## Confusion Matrix Comparison: Model Performance
### Overview
The image presents a comparison of confusion matrices for three different models: MATP, GPT-4o, and DeepSeek-R1. Each matrix visualizes the performance of the model in predicting labels, with the rows representing the ground truth labels and the columns representing the predicted labels. The values within each cell indicate the number of instances that fall into that particular combination of ground truth and predicted labels.
### Components/Axes
* **Title:** The image contains three separate confusion matrices, each with a title indicating the model: "MATP Predicted Label", "GPT-4o Predicted Label", and "DeepSeek-R1 Predicted Label".
* **Y-Axis Label:** "Ground Truth Label" (applies to all three matrices).
* **X-Axis Labels:** T1, T2, T3, T4 (applies to all three matrices).

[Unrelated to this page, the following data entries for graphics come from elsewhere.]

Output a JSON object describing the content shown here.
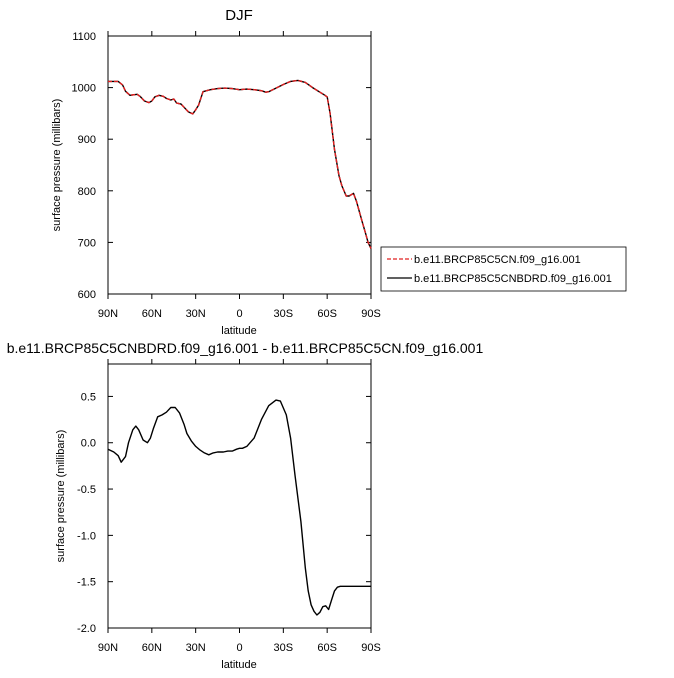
{
  "chart_data": [
    {
      "type": "line",
      "title": "DJF",
      "xlabel": "latitude",
      "ylabel": "surface pressure (millibars)",
      "xlim": [
        90,
        -90
      ],
      "ylim": [
        600,
        1100
      ],
      "xtick_values": [
        90,
        60,
        30,
        0,
        -30,
        -60,
        -90
      ],
      "xtick_labels": [
        "90N",
        "60N",
        "30N",
        "0",
        "30S",
        "60S",
        "90S"
      ],
      "ytick_values": [
        600,
        700,
        800,
        900,
        1000,
        1100
      ],
      "ytick_labels": [
        "600",
        "700",
        "800",
        "900",
        "1000",
        "1100"
      ],
      "grid": false,
      "legend_position": "right",
      "series": [
        {
          "name": "b.e11.BRCP85C5CN.f09_g16.001",
          "color": "#e02020",
          "dash": "dashed",
          "x": [
            90,
            83,
            80,
            78,
            75,
            70,
            68,
            65,
            62,
            60,
            58,
            55,
            52,
            50,
            47,
            45,
            43,
            40,
            38,
            35,
            32,
            30,
            28,
            25,
            20,
            15,
            10,
            5,
            0,
            -5,
            -10,
            -15,
            -18,
            -20,
            -25,
            -30,
            -35,
            -40,
            -45,
            -50,
            -55,
            -58,
            -60,
            -62,
            -65,
            -68,
            -70,
            -73,
            -75,
            -78,
            -80,
            -82,
            -84,
            -86,
            -88,
            -90
          ],
          "y": [
            1012,
            1012,
            1005,
            993,
            985,
            987,
            983,
            974,
            971,
            974,
            982,
            985,
            983,
            979,
            976,
            978,
            970,
            968,
            962,
            953,
            949,
            957,
            966,
            992,
            996,
            998,
            999,
            998,
            996,
            997,
            996,
            994,
            991,
            992,
            999,
            1006,
            1012,
            1014,
            1010,
            1000,
            991,
            986,
            982,
            950,
            880,
            830,
            810,
            790,
            790,
            795,
            780,
            760,
            740,
            720,
            700,
            688
          ]
        },
        {
          "name": "b.e11.BRCP85C5CNBDRD.f09_g16.001",
          "color": "#000000",
          "dash": "solid",
          "x": [
            90,
            83,
            80,
            78,
            75,
            70,
            68,
            65,
            62,
            60,
            58,
            55,
            52,
            50,
            47,
            45,
            43,
            40,
            38,
            35,
            32,
            30,
            28,
            25,
            20,
            15,
            10,
            5,
            0,
            -5,
            -10,
            -15,
            -18,
            -20,
            -25,
            -30,
            -35,
            -40,
            -45,
            -50,
            -55,
            -58,
            -60,
            -62,
            -65,
            -68,
            -70,
            -73,
            -75,
            -78,
            -80,
            -82,
            -84,
            -86,
            -88,
            -90
          ],
          "y": [
            1012,
            1012,
            1005,
            993,
            985,
            987,
            983,
            974,
            971,
            974,
            982,
            985,
            983,
            979,
            976,
            978,
            970,
            968,
            962,
            953,
            949,
            957,
            966,
            992,
            996,
            998,
            999,
            998,
            996,
            997,
            996,
            994,
            991,
            992,
            999,
            1006,
            1012,
            1014,
            1010,
            1000,
            991,
            986,
            982,
            950,
            880,
            830,
            810,
            790,
            790,
            795,
            780,
            760,
            740,
            720,
            700,
            688
          ]
        }
      ]
    },
    {
      "type": "line",
      "title": "b.e11.BRCP85C5CNBDRD.f09_g16.001 - b.e11.BRCP85C5CN.f09_g16.001",
      "xlabel": "latitude",
      "ylabel": "surface pressure (millibars)",
      "xlim": [
        90,
        -90
      ],
      "ylim": [
        -2.0,
        0.85
      ],
      "xtick_values": [
        90,
        60,
        30,
        0,
        -30,
        -60,
        -90
      ],
      "xtick_labels": [
        "90N",
        "60N",
        "30N",
        "0",
        "30S",
        "60S",
        "90S"
      ],
      "ytick_values": [
        0.5,
        0.0,
        -0.5,
        -1.0,
        -1.5,
        -2.0
      ],
      "ytick_labels": [
        "0.5",
        "0.0",
        "-0.5",
        "-1.0",
        "-1.5",
        "-2.0"
      ],
      "grid": false,
      "series": [
        {
          "color": "#000000",
          "x": [
            90,
            86,
            83,
            81,
            78,
            76,
            73,
            71,
            69,
            66,
            63,
            61,
            59,
            56,
            53,
            50,
            47,
            44,
            41,
            38,
            36,
            33,
            30,
            27,
            24,
            21,
            18,
            15,
            11,
            8,
            5,
            2,
            0,
            -2,
            -5,
            -10,
            -15,
            -20,
            -25,
            -28,
            -32,
            -35,
            -38,
            -42,
            -45,
            -47,
            -49,
            -51,
            -53,
            -55,
            -57,
            -59,
            -61,
            -63,
            -65,
            -67,
            -69,
            -71,
            -73,
            -76,
            -78,
            -80,
            -82,
            -84,
            -86,
            -88,
            -90
          ],
          "y": [
            -0.07,
            -0.1,
            -0.14,
            -0.21,
            -0.15,
            0.0,
            0.14,
            0.18,
            0.14,
            0.03,
            0.0,
            0.05,
            0.15,
            0.28,
            0.3,
            0.33,
            0.38,
            0.38,
            0.32,
            0.2,
            0.1,
            0.02,
            -0.04,
            -0.08,
            -0.11,
            -0.13,
            -0.11,
            -0.1,
            -0.1,
            -0.09,
            -0.09,
            -0.07,
            -0.06,
            -0.06,
            -0.04,
            0.05,
            0.25,
            0.4,
            0.46,
            0.45,
            0.3,
            0.05,
            -0.35,
            -0.85,
            -1.35,
            -1.6,
            -1.75,
            -1.82,
            -1.86,
            -1.83,
            -1.77,
            -1.76,
            -1.8,
            -1.7,
            -1.6,
            -1.56,
            -1.55,
            -1.55,
            -1.55,
            -1.55,
            -1.55,
            -1.55,
            -1.55,
            -1.55,
            -1.55,
            -1.55,
            -1.55
          ]
        }
      ]
    }
  ]
}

* **Y-Axis Labels:** T1, T2, T3, T4 (applies to all three matrices).
* **Cell Values:** Each cell contains a numerical value representing the count of instances. The color of the cell indicates the magnitude of the value, with darker shades of green representing higher values.
### Detailed Analysis or ### Content Details
**1. MATP Predicted Label**
| | T1 | T2 | T3 | T4 |
| :---- | :-- | :-- | :-- | :-- |
| **T1** | 50 | 0 | 0 | 0 |
| **T2** | 0 | 50 | 0 | 0 |
| **T3** | 0 | 0 | 50 | 0 |
| **T4** | 0 | 0 | 2 | 48 |
* **Trend:** The MATP model shows perfect classification for T1, T2, and T3. It misclassifies 2 instances of T4 as T3.
**2. GPT-4o Predicted Label**
| | T1 | T2 | T3 | T4 |
| :---- | :-- | :-- | :-- | :-- |
| **T1** | 39 | 4 | 0 | 7 |
| **T2** | 1 | 36 | 0 | 13 |
| **T3** | 5 | 1 | 42 | 2 |
| **T4** | 0 | 5 | 0 | 45 |
* **Trend:** The GPT-4o model shows more varied performance. It has some confusion between all classes, with T1 and T2 being most frequently confused with T4.
**3. DeepSeek-R1 Predicted Label**
| | T1 | T2 | T3 | T4 |
| :---- | :-- | :-- | :-- | :-- |
| **T1** | 48 | 1 | 0 | 1 |
| **T2** | 0 | 45 | 0 | 5 |
| **T3** | 4 | 0 | 46 | 0 |
| **T4** | 0 | 9 | 0 | 41 |
* **Trend:** The DeepSeek-R1 model performs well, but has some confusion. T2 is confused with T4, T1 is confused with T2, and T4 is confused with T2.
### Key Observations
* **MATP:** Achieves perfect classification for T1, T2, and T3. It only misclassifies T4 instances as T3.
* **GPT-4o:** Shows more confusion across all classes, with a tendency to misclassify T1 and T2 as T4.
* **DeepSeek-R1:** Generally performs well, but exhibits some confusion between T1 and T2, and between T2 and T4.
### Interpretation
The confusion matrices provide a clear visual comparison of the performance of the three models. MATP appears to be the most accurate, achieving perfect classification for three out of the four classes. GPT-4o shows the most confusion, indicating that it struggles to accurately distinguish between the different classes. DeepSeek-R1 falls in between, performing reasonably well but with some noticeable confusion between specific pairs of classes.
The data suggests that MATP is the most reliable model for this particular classification task. The errors made by GPT-4o and DeepSeek-R1 could be further investigated to identify the specific characteristics of the instances that are being misclassified. This information could then be used to improve the performance of these models.